I have long thought about why Confucius places so much emphasis on the cultivation of our closest loving relationships. He tells us constantly to respect our elders; he also says that we should cherish the young, which I take to mean our children especially, and help our friends. Spouses should care for one another.
Many people see in this a deep Confucian desire for social order: if we solidify these close relationships, then a broader social order is more possible. And that is part of it. But I also think that Confucius recognizes, at least implicitly, the emotional power and necessity of love. We should care for our parents because, at some deep human level, we love them, even if our lives with them have been difficult. Likewise for children and spouses and friends. Building upon those loving bonds makes us better people and allows us to extend humanity in the world. This may sound like an anachronistic assertion – taking a modern sensibility and projecting back into the different world of the past – but I think there is some truth in it: for Confucius, love was essential for human fulfillment; social order was a secondary effect of Humanity based on love.

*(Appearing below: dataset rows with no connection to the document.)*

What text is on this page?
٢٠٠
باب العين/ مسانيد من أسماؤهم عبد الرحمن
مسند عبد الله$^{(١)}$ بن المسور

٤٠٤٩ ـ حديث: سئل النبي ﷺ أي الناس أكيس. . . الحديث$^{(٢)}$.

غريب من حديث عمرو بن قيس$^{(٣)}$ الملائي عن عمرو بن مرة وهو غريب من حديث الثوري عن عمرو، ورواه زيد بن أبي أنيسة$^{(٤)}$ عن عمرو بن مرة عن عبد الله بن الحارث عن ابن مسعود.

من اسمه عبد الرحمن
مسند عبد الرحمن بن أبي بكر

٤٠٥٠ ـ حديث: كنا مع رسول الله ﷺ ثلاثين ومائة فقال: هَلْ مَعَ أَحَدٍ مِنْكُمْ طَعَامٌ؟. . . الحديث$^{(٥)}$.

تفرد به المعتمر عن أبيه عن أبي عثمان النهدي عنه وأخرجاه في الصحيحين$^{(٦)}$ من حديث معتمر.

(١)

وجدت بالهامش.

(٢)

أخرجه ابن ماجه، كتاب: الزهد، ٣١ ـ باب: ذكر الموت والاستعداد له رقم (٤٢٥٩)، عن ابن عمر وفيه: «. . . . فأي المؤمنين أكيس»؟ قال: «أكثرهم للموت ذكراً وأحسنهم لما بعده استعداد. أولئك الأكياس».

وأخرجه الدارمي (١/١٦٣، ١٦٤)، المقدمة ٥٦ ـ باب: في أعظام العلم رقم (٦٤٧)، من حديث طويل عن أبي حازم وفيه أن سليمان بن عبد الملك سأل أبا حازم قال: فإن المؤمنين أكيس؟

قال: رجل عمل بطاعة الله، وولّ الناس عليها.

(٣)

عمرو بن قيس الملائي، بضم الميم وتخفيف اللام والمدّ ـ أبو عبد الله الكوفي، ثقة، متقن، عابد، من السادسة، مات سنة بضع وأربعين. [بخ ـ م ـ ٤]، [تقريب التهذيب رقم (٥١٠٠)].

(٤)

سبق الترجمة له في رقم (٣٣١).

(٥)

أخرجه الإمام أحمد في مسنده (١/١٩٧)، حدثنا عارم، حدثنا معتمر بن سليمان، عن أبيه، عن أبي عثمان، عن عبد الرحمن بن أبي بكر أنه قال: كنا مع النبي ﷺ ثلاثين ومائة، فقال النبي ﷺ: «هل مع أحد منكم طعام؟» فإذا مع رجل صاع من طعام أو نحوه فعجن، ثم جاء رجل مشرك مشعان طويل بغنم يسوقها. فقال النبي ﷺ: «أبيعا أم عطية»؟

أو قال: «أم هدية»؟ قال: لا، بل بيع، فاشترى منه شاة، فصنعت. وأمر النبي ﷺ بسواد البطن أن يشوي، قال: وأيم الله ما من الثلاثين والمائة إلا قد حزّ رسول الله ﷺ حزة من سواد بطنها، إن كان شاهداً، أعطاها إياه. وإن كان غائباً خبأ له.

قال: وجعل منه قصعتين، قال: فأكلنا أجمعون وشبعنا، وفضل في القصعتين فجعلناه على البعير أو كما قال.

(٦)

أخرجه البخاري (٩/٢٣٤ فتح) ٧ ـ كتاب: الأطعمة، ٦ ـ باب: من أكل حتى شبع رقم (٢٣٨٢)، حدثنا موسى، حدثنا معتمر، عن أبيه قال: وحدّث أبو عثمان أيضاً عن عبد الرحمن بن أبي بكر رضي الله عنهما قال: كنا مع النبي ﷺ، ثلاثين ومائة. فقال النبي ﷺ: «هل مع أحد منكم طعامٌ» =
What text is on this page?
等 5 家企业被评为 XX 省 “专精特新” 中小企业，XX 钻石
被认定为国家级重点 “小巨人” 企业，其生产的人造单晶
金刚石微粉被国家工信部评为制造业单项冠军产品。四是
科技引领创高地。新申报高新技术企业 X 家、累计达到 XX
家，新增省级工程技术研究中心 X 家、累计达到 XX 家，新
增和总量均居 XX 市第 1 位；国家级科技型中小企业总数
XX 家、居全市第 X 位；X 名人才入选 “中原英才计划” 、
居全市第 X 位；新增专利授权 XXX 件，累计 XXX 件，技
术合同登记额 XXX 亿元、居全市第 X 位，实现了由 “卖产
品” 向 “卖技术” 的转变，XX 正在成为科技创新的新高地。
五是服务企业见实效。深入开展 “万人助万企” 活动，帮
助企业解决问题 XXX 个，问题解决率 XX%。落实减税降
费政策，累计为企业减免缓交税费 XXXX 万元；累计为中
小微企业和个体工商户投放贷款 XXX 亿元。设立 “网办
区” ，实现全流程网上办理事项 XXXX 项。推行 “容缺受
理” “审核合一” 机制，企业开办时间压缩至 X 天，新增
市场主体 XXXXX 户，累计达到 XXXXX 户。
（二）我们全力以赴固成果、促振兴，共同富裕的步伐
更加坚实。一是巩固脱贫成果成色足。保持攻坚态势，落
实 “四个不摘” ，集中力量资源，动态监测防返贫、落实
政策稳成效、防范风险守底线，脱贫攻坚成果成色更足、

And here I find modern grist for this notion. In a recent issue of the New Yorker, Oliver Sacks writes a very poignant piece about a man who has experiences a profound amnesia. He cannot remember things that were said or that happened literally minutes ago. But through the blur of no past and the rush of a constant present (think about that for a while), he recognizes his wife:
How, why, when he recognized no one else with any consistency, did
Clive recognize Deborah? There are clearly many sorts of memory, and
emotional memory is one of the deepest and least understood.….
It seems certain, likewise, that in the first two years of life, even
though one retains no explicit memories (Freud called this infantile
amnesia), deep emotional memories or associations are nevertheless
being made in the limbic system and other regions of the brain where
emotions are represented—and these emotional memories may determine
one’s behavior for a lifetime. A recent paper by Oliver Turnbull,
Evangelos Zois, et al., in the journal Neuro-Psychoanalysis, has
shown that patients with amnesia can form emotional transferences to an
analyst, even though they retain no explicit memory of the analyst or
their previous meetings. Nonetheless, a strong emotional bond begins to
develop. Clive and Deborah were newly married at the time of his
encephalitis, and deeply in love for a few years before that. His
passionate relationship with her, a relationship that began before his
encephalitis, and one that centers in part on their shared love for
music, has engraved itself in him—in areas of his brain unaffected by
the encephalitis—so deeply that his amnesia, the most severe amnesia
ever recorded, cannot eradicate it.
I think this captures an unspoken assumption of Confucian thinking. Our closest loving relationships are the strongest social bonds we experience; and if we develop those well we can realize our innately good human nature and make good judgments about whatever challenges the world sends our way. Our loved ones are the last thing we forget, and therefore should be the first thing we think of.